As the sayings go, “We do not learn from experience … we learn from reflecting on experience,” and  “By seeking and blundering, we learn.” This is why sharing challenges and complicated cases in forums like Retinawesome 13 provides such an incredible opportunity to learn from each other. 

Of Giant Retinal Tears and Silicone Oil

Part 2 of our coverage begins from the edge of our seats as Dr. Athanasios Nikolakopoulos from Greece shared his case and video of treating a giant tear and noted the importance of differentiating between dialysis and giant retinal tears. He explained that giant tears are very difficult to treat, due the vitreous attached to the anterior flap, and different from dialysis which is a large tear with vitreous attached to the posterior flap. 
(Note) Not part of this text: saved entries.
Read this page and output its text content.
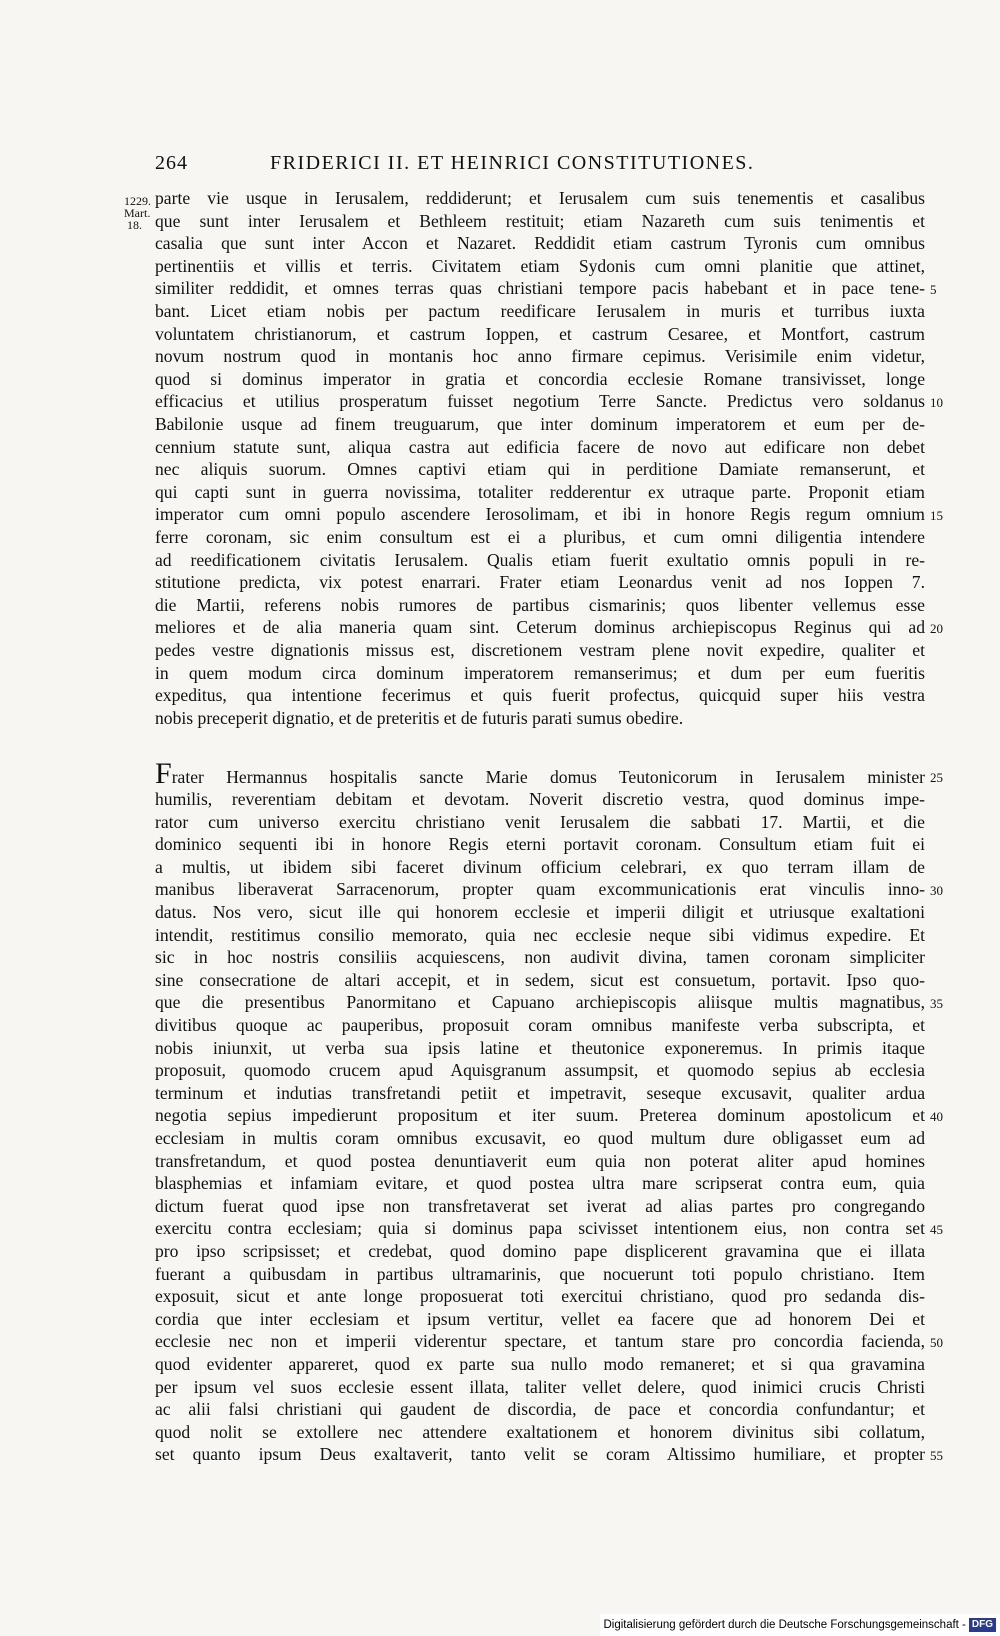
264	FRIDERICI II. ET HEINRICI CONSTITUTIONES.
1229.
Mart.
18.
parte vie usque in Ierusalem, reddiderunt; et Ierusalem cum suis tenementis et casalibus
que sunt inter Ierusalem et Bethleem restituit; etiam Nazareth cum suis tenimentis et
casalia que sunt inter Accon et Nazaret. Reddidit etiam castrum Tyronis cum omnibus
pertinentiis et villis et terris. Civitatem etiam Sydonis cum omni planitie que attinet,
similiter reddidit, et omnes terras quas christiani tempore pacis habebant et in pace tene-
bant. Licet etiam nobis per pactum reedificare Ierusalem in muris et turribus iuxta
voluntatem christianorum, et castrum Ioppen, et castrum Cesaree, et Montfort, castrum
novum nostrum quod in montanis hoc anno firmare cepimus. Verisimile enim videtur,
quod si dominus imperator in gratia et concordia ecclesie Romane transivisset, longe
efficacius et utilius prosperatum fuisset negotium Terre Sancte. Predictus vero soldanus
Babilonie usque ad finem treuguarum, que inter dominum imperatorem et eum per de-
cennium statute sunt, aliqua castra aut edificia facere de novo aut edificare non debet
nec aliquis suorum. Omnes captivi etiam qui in perditione Damiate remanserunt, et
qui capti sunt in guerra novissima, totaliter redderentur ex utraque parte. Proponit etiam
imperator cum omni populo ascendere Ierosolimam, et ibi in honore Regis regum omnium
ferre coronam, sic enim consultum est ei a pluribus, et cum omni diligentia intendere
ad reedificationem civitatis Ierusalem. Qualis etiam fuerit exultatio omnis populi in re-
stitutione predicta, vix potest enarrari. Frater etiam Leonardus venit ad nos Ioppen 7.
die Martii, referens nobis rumores de partibus cismarinis; quos libenter vellemus esse
meliores et de alia maneria quam sint. Ceterum dominus archiepiscopus Reginus qui ad
pedes vestre dignationis missus est, discretionem vestram plene novit expedire, qualiter et
in quem modum circa dominum imperatorem remanserimus; et dum per eum fueritis
expeditus, qua intentione fecerimus et quis fuerit profectus, quicquid super hiis vestra
nobis preceperit dignatio, et de preteritis et de futuris parati sumus obedire.
Frater Hermannus hospitalis sancte Marie domus Teutonicorum in Ierusalem minister 25
humilis, reverentiam debitam et devotam. Noverit discretio vestra, quod dominus impe-
rator cum universo exercitu christiano venit Ierusalem die sabbati 17. Martii, et die
dominico sequenti ibi in honore Regis eterni portavit coronam. Consultum etiam fuit ei
a multis, ut ibidem sibi faceret divinum officium celebrari, ex quo terram illam de
manibus liberaverat Sarracenorum, propter quam excommunicationis erat vinculis inno-
datus. Nos vero, sicut ille qui honorem ecclesie et imperii diligit et utriusque exaltationi
intendit, restitimus consilio memorato, quia nec ecclesie neque sibi vidimus expedire. Et
sic in hoc nostris consiliis acquiescens, non audivit divina, tamen coronam simpliciter
sine consecratione de altari accepit, et in sedem, sicut est consuetum, portavit. Ipso quo-
que die presentibus Panormitano et Capuano archiepiscopis aliisque multis magnatibus,
divitibus quoque ac pauperibus, proposuit coram omnibus manifeste verba subscripta, et
nobis iniunxit, ut verba sua ipsis latine et theutonice exponeremus. In primis itaque
proposuit, quomodo crucem apud Aquisgranum assumpsit, et quomodo sepius ab ecclesia
terminum et indutias transfretandi petiit et impetravit, seseque excusavit, qualiter ardua
negotia sepius impedierunt propositum et iter suum. Preterea dominum apostolicum et
ecclesiam in multis coram omnibus excusavit, eo quod multum dure obligasset eum ad
transfretandum, et quod postea denuntiaverit eum quia non poterat aliter apud homines
blasphemias et infamiam evitare, et quod postea ultra mare scripserat contra eum, quia
dictum fuerat quod ipse non transfretaverat set iverat ad alias partes pro congregando
exercitu contra ecclesiam; quia si dominus papa scivisset intentionem eius, non contra set
pro ipso scripsisset; et credebat, quod domino pape displicerent gravamina que ei illata
fuerant a quibusdam in partibus ultramarinis, que nocuerunt toti populo christiano. Item
exposuit, sicut et ante longe proposuerat toti exercitui christiano, quod pro sedanda dis-
cordia que inter ecclesiam et ipsum vertitur, vellet ea facere que ad honorem Dei et
ecclesie nec non et imperii viderentur spectare, et tantum stare pro concordia facienda,
quod evidenter appareret, quod ex parte sua nullo modo remaneret; et si qua gravamina
per ipsum vel suos ecclesie essent illata, taliter vellet delere, quod inimici crucis Christi
ac alii falsi christiani qui gaudent de discordia, de pace et concordia confundantur; et
quod nolit se extollere nec attendere exaltationem et honorem divinitus sibi collatum,
set quanto ipsum Deus exaltaverit, tanto velit se coram Altissimo humiliare, et propter
Digitalisierung gefördert durch die Deutsche Forschungsgemeinschaft - DFG
5
10
15
20
30
35
40
45
50
55
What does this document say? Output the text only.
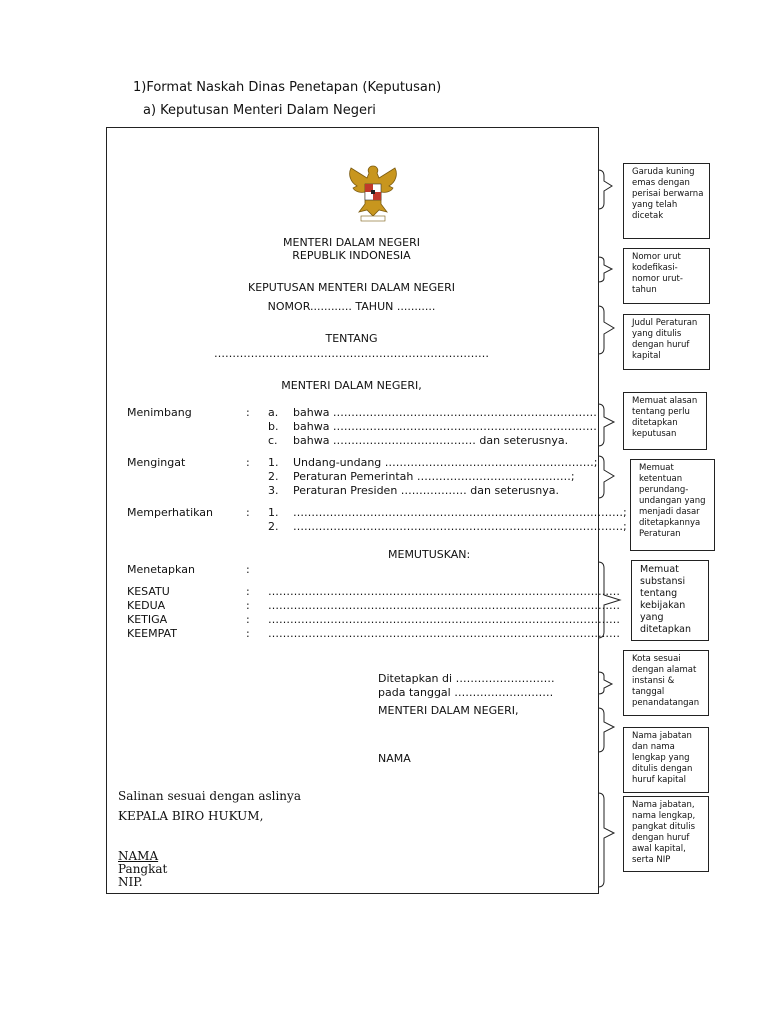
1)Format Naskah Dinas Penetapan (Keputusan)
a) Keputusan Menteri Dalam Negeri
MENTERI DALAM NEGERI
REPUBLIK INDONESIA
KEPUTUSAN MENTERI DALAM NEGERI
NOMOR............ TAHUN ...........
TENTANG
…………………………………………………………………
MENTERI DALAM NEGERI,
Menimbang	: a. bahwa ………………………………………………………………
b. bahwa ………………………………………………………………
c. bahwa ………………………………… dan seterusnya.
Mengingat	: 1. Undang-undang …………………………………………………;
2. Peraturan Pemerintah ……………………………………;
3. Peraturan Presiden ……………… dan seterusnya.
Memperhatikan	: 1. ………………………………………………………………………………;
2. ………………………………………………………………………………;
MEMUTUSKAN:
Menetapkan	:
KESATU	: ……………………………………………………………………………………
KEDUA	: ……………………………………………………………………………………
KETIGA	: ……………………………………………………………………………………
KEEMPAT	: ……………………………………………………………………………………
Ditetapkan di ………………………
pada tanggal ………………………
MENTERI DALAM NEGERI,
NAMA
Salinan sesuai dengan aslinya
KEPALA BIRO HUKUM,
NAMA
Pangkat
NIP.
Garuda kuning emas dengan perisai berwarna yang telah dicetak
Nomor urut kodefikasi-nomor urut-tahun
Judul Peraturan yang ditulis dengan huruf kapital
Memuat alasan tentang perlu ditetapkan keputusan
Memuat ketentuan perundang-undangan yang menjadi dasar ditetapkannya Peraturan
Memuat substansi tentang kebijakan yang ditetapkan
Kota sesuai dengan alamat instansi & tanggal penandatangan
Nama jabatan dan nama lengkap yang ditulis dengan huruf kapital
Nama jabatan, nama lengkap, pangkat ditulis dengan huruf awal kapital, serta NIP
Treatment of the two is also very different. Dr. Nikolakopoulos explained that the major difference is that a true giant tear is very difficult to fix due to the constant anterior traction, and often you need to remove the lens because the axis of the traction is just behind the lens. It progresses very fast to PVR stage, due to large exposure and radial extensions of the pigment epithelium. He adds that slippage can occur during the air exchange. Notably, a dialysis can easily sit on a 3 mm sponge, easily buckled without vitrectomy and a giant tear requires one of the most difficult surgical procedures. He always uses silicone oil for giant tears because it prevents hypotony, and prevents slippage.  

Interestingly, Dr. Nikolakopoulos pointed out that the reason an 88% success rate has been reported for giant tears without silicone oil is because the tears are most likely dialysis and not true giant tears. His video shows him performing a vitrectomy on a folded posterior flap. All the real traction is at the anterior flap so if it is not removed, it will open again. Dr. Nikolakopoulos explained his double foot system and the current created that pulls the flap while slowly injecting perfluorocarbon. He also clarified that patients typically have the silicone oil removed within 6 months, however some have kept it for many years because if it is removed, they will re-detach. They only remove it when the visual results will be better for the patient, but they have not had issues with emulsification.  

To learn this and other techniques in person, and get hands-on training on the most advanced equipment, Dr. Nikolakopoulos and other expert faculty host the Thessaloniki International Vitreo-Retinal Summer School

When Retinal Detachment Turns Traumatic 

Next up, from Mumbai was a presentation of surgical videos from Dr. Prof. S. Natarajan as he repaired cases of traumatic retinal detachment. Cases included an expulsive choroidal hemorrhage secondary to trauma. He explained how he used PFCL oil to try to stop the bleeding, then try to control the intraocular pressure. The patient’s vision was counting fingers postoperatively. Another case showed repair of a traumatic hemorrhagic choroidal and retinal detachment and a macular hole. This patient had a recurrent PVR and required additional surgery to allow for the potential for some vision in that eye. Dr. Prof. Natarajan clarified that he will typically reserve the use of a buckle in a trauma case but is more likely to use it in something like a recurrent PVR. 

Dr. Nikolakopoulos commended Dr. Prof. Natarajan for doing these cases and how he fights to preserve vision for these eyes. Even if the patient has another healthy eye, it is still important to fight to save the eye that had the trauma. He added: “We learn these cases by doing them, not by copying them.” In addition, Dr. Wei-Ching Lam agreed that it is important to do everything possible to salvage these injured eyes because it can be so meaningful to the patient, adding that he feels it is wrong for a retinal surgeon to recommend enucleation or evisceration: “It is not in a good retina surgeon’s vocabulary.”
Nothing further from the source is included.